If it’s not clear from all this that Katungul is flourishing, in 2017 the corporation took out two Eurobodalla Business Awards. One award was for Excellence in Business (20+ employees); the other was the much-coveted Narooma People’s Choice Award. The same year, Katungul was also the far south coast regional winner for Excellence in Business at the NSW Business Chamber awards.
Directors of Katungul are determined to stay strong in terms of their trajectory and integrity. They have a clearly articulated vision: for Aboriginal people to live healthy lives enriched by a strong living culture, dignity and justice. And their strategic plan for 2017–20 has four key words:
- leadership—provide clear direction, influence and purpose to all stakeholders through sound strategy, planning and management
- community—enhance wellbeing of our Aboriginal community through service, engagement and collaboration
- workforce—engage, develop and retain a well-qualified, skilled and committed workforce
- viability—keep Katungul viable by maintaining appropriate resources, systems and performance reviews.
To tie it all together, the directors are also committed to continuous learning of their own.
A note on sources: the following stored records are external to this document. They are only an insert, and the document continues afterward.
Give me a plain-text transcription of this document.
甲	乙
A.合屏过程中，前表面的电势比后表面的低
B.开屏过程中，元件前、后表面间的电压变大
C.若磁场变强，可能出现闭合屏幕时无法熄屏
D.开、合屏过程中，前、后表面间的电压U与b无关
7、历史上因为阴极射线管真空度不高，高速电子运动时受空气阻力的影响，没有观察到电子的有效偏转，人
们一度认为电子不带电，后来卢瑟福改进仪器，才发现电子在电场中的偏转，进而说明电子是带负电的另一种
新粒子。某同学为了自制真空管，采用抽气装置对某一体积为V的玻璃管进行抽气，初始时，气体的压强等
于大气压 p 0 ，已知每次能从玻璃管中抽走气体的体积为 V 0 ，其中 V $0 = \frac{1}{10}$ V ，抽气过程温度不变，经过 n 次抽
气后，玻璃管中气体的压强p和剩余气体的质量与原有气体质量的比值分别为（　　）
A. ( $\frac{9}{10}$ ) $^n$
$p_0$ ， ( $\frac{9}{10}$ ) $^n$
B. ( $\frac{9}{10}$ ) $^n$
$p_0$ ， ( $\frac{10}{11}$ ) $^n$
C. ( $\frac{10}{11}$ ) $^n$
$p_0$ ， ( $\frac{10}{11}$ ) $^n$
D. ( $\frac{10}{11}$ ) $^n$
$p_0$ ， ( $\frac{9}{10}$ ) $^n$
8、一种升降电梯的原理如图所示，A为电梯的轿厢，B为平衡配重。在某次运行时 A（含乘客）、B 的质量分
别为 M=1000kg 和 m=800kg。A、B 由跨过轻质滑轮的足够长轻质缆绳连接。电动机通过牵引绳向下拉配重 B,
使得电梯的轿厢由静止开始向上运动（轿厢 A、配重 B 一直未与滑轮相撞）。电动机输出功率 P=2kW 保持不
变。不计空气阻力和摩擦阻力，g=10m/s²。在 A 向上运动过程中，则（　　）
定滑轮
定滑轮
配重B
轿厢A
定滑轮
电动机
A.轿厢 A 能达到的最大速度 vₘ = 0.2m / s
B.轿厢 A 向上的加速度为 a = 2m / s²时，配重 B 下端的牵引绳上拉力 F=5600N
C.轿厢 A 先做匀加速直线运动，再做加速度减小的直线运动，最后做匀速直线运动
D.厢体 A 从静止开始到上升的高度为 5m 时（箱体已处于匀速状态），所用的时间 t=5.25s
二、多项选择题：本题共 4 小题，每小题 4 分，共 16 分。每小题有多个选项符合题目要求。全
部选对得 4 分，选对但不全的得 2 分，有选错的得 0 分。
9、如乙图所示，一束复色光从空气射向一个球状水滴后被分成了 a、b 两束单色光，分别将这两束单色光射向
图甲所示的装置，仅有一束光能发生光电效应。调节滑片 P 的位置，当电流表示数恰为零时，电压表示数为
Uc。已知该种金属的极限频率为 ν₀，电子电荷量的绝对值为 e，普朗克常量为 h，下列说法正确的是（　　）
As a result, in early December this year, the newly-elected board of eight directors, along with CEO Robert Skeen, all attended training in corporate governance.
For the interim chair of the board, Graham Moore, good governance knowledge and skills form a foundation for the corporation to succeed:
When we consent to be a director, we formally agree to do everything in our power as an officer of the corporation to keep it compliant and to sustain the service. Staying trained up in good governance is the foundation for the commitment that we make. Katungul has seen some hard times but we’re on the front foot now and looking straight ahead.
Twenty-eighteen was also the year in which Katungul celebrated a very significant milestone: the 25th anniversary of its operation. Representatives of both local and state governments attended Katungul’s gala dinner, as well as directors and notable community members.
Katungul, congratulations. You have weathered the worst kind of storm a corporation can have—and through it, grown stronger. We admire your resilience and determination, and commend you for your commitment to the many Aboriginal members of your corporation and the many more clients of your services and programs. Koori health on the far south coast is clearly in good, strong Koori hands.